Hair thinning during menopause is a common and annoying symptom for many women. As hormone levels shift — particularly the decline in oestrogen and progesterone — hair can become finer, sparser, or shed more easily. We take a look at good nutritional support, that makes it possible to nourish your hair from within and encourage natural regrowth.

What Causes Hair Thinning in Menopause?
Menopausal hair thinning is usually linked to hormonal fluctuations, especially a decrease in oestrogen and an increase in androgens like DHT (dihydrotestosterone)1. DHT can shrink hair follicles, making hair thinner and stalling new growth.
Other factors like stress, nutrient deficiencies, and slower collagen production can also impact hair texture, volume, and growth speed.
Top Natural Supplements and Remedies for Menopausal Hair Thinning
1. Biotin
Biotin (vitamin B7) plays a key role in producing keratin2 — the main structural protein of your hair. It also helps convert fats into natural scalp oils that nourish hair strands from the root. Biotin deficiency is rare, but taking a supplement may improve hair strength and reduce breakage during hormonal shifts.
2. Saw Palmetto
Saw palmetto is a botanical extract known to block DHT, the hormone linked to hair follicle miniaturisation. By naturally reducing DHT levels, saw palmetto may help preserve hair density and prevent further shedding.
3. Collagen
Collagen supports the strength and elasticity of your skin — including the scalp — and forms the amino acid building blocks needed for healthy hair. With age, Collagen production declines, so supplementing can help improve hair thickness and overall skin integrity.
We reccomend Ancient + Brave True Collagen premium Type 1 hydrolysed bovine collagen peptides. Clinically researched, easily digestible, and highly absorbable for glowing skin, strong hair, and healthy joints.
4. Pumpkin Seed Oil
Pumpkin seed oil is packed with zinc and plant sterols that also help block DHT. It’s shown promise in small studies for promoting hair growth, especially in areas like the crown. Plus, it supports hormone balance — critical during menopause.
5. Fish Oil
Rich in omega-3 fatty acids, fish oil helps reduce scalp inflammation and may promote the anagen (growth) phase of the hair cycle. It supports scalp hydration and follicle nourishment, encouraging healthier and possibly thicker hair.
We recommend Bare Biology life & soul pure omega 3 120 mini caps With 860mg of EPA and 440mg of DHA, the two most important types of omega-3
6. Castor Oil (Topical Scalp Use)
Castor oil is a rich source of ricinoleic acid, known for improving circulation and nourishing the scalp. Applying castor oil topically may stimulate dormant follicles, reduce dryness, and support thicker, shinier strands.
How to use: Massage into the scalp 2–3 times per week, leave on for 30–60 minutes (or overnight), then wash out thoroughly.
7. Ashwagandha
Ashwagandha is a powerful adaptogen that helps regulate cortisol, the stress hormone. High cortisol levels are often linked to hair shedding, particularly during menopause. By calming the body’s stress response, ashwagandha can indirectly support a healthier hair growth cycle.
8. Rhodiola
Like ashwagandha, Rhodiola is an adaptogen that helps the body adapt to physical and emotional stress. It supports energy, stamina, and hormone balance — all important for maintaining hair health during menopause.
9. B-Complex Vitamins
A full B-complex provides a spectrum of B vitamins — including biotin, B12, folate, and riboflavin — all of which are essential for healthy hair follicles and energy metabolism. These vitamins help the body deal with hormonal changes and can prevent deficiencies that impact hair strength.

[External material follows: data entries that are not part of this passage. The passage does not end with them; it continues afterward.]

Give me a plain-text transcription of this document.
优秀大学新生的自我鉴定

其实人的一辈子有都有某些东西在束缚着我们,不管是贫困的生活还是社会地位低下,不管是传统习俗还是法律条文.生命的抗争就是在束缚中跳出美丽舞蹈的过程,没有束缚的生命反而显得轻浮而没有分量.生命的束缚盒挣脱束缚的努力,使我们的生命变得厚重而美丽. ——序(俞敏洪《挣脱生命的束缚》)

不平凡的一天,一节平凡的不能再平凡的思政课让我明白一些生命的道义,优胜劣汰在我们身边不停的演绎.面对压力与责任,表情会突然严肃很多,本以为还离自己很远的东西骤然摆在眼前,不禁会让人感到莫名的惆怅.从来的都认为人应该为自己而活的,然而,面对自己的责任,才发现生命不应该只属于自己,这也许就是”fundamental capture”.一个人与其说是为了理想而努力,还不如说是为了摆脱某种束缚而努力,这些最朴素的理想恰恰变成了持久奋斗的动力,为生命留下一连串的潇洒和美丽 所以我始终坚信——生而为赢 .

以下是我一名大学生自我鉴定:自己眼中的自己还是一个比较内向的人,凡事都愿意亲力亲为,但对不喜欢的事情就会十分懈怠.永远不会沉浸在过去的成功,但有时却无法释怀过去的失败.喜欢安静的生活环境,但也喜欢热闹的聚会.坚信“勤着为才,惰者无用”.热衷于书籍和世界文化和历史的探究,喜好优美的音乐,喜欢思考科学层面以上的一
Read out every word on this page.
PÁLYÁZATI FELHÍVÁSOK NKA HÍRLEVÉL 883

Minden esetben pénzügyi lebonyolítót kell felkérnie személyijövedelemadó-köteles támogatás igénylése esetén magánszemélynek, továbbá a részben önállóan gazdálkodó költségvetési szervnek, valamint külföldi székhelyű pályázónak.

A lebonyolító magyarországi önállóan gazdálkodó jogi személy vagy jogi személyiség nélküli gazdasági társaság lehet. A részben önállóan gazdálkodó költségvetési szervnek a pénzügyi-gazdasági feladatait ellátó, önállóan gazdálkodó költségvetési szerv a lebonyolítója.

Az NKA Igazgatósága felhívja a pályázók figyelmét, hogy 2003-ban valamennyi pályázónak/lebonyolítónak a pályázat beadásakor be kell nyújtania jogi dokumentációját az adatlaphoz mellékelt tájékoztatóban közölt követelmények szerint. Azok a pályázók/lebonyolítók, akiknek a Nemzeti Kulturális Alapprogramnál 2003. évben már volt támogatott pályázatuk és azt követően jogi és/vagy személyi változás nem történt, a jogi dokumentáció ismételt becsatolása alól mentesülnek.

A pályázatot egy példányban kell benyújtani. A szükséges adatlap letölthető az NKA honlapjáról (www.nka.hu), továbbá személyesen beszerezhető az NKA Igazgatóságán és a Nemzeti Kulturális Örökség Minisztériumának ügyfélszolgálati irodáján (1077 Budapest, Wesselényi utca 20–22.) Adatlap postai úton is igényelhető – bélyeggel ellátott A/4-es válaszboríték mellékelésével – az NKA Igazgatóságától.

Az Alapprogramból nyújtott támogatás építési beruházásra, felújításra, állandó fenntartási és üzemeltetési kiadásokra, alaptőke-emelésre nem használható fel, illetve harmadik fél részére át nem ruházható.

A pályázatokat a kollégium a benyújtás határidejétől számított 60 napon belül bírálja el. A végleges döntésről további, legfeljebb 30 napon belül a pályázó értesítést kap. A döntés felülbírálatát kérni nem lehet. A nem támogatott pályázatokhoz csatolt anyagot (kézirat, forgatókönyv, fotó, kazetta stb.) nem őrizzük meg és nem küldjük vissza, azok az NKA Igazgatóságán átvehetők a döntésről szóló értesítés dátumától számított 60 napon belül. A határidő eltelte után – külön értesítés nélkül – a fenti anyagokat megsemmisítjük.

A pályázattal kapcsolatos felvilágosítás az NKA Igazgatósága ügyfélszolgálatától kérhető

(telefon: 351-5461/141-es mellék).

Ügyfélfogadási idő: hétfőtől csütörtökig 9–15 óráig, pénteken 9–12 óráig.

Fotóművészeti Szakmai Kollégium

We recommend Pure Encapsulations B Complex Plus – a powerful blend of B vitamins in one convenient supplement with active forms for optimal absorption.
10. Zinc
Zinc is vital for cell repair, immune function, and hormone regulation. It also supports the growth and maintenance of healthy hair follicles3, making it a must-have for women experiencing menopausal hair thinning.
11. Silica
Silica helps transport nutrients to hair follicles and is often called a “beauty mineral” for its role in strengthening hair, nails, and skin. It also supports collagen synthesis, making it an ideal partner to collagen supplements for optimal results.
Natural Hair Support Starts from Within
While menopause may bring on changes in hair density and texture, the right combination of natural supplements, scalp care, and stress support can make a meaningful difference. Consider incorporating a few of these remedies into your routine to support your hair’s health through every stage of midlife and beyond.
Final Tips for Menopausal Hair Care:
- Eat a nutrient-rich diet (focus on protein, healthy fats, and antioxidant-rich foods).
- Stay hydrated to support skin and scalp health.
- Use gentle, natural hair care products — avoid sulphates and harsh dyes.
- Be patient — it can take 2–3 months to see visible results from supplements.